My art maps my position relative to my surroundings. It's the way I process complicated feelings of attraction, repulsion, and fascination towards the world around me as I try to locate and communicate personal ideology. I engage mediums and technologies as a critical response to conventions I find problematic, ultimately aiming to call to question the value of things. I replicate mass media and pop culture forms and try to work them into poetic contexts.
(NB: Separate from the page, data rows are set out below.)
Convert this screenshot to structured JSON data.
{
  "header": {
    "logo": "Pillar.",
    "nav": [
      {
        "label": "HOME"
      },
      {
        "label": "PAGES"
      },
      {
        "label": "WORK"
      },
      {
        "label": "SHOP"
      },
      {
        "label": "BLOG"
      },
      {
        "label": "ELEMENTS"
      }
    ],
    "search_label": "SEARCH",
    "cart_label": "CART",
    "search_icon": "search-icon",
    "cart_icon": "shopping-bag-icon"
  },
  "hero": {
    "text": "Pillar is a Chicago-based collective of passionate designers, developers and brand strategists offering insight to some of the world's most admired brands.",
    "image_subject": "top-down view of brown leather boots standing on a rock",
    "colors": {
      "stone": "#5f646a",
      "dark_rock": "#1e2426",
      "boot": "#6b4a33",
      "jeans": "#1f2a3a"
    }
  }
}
In my work with VR, I'm intrigued by the immersive, yet solitary experience inside the headset as one becomes isolated from all other screens and spectacles by a screen wrapping the eyes. I am wary of the universal dead void of virtual space and its illusions at planetary scales. I try to keep pace with emerging tech gadgets. I am alarmed by Big Tech's dominance over our future as they hoard information, amass unfathomable wealth, and build private space programs.
Living in Oklahoma, I've grown increasingly fraught with my relationship to oil and plastic. The landscape is littered with pump jacks and fracking rigs while my home is awash in my toddler's plastic toys. I make moving images as a catharsis. 3D animation software renders most virtual objects plastic–like, as smoothed low–poly modeling pairs with basic standard shaders. It's no surprise the first Pixar release was A Toy Story.
I shoot Super 8 as a documentary practice and creative antidote to working with computers. I love working in the moment shooting film. I find capturing footage through a viewfinder and the precious, ethereal quality of the image a respite from the hyper–reality of digital media.
Overall, I want my work to challenge dominant narratives while remaining accessible to a broad audience. I am driven by a desire to gain mastery of the material world; to claim my power over powers that be. The hope is these subversive versions of images, objects, and environments help to unmask truth behind appearances.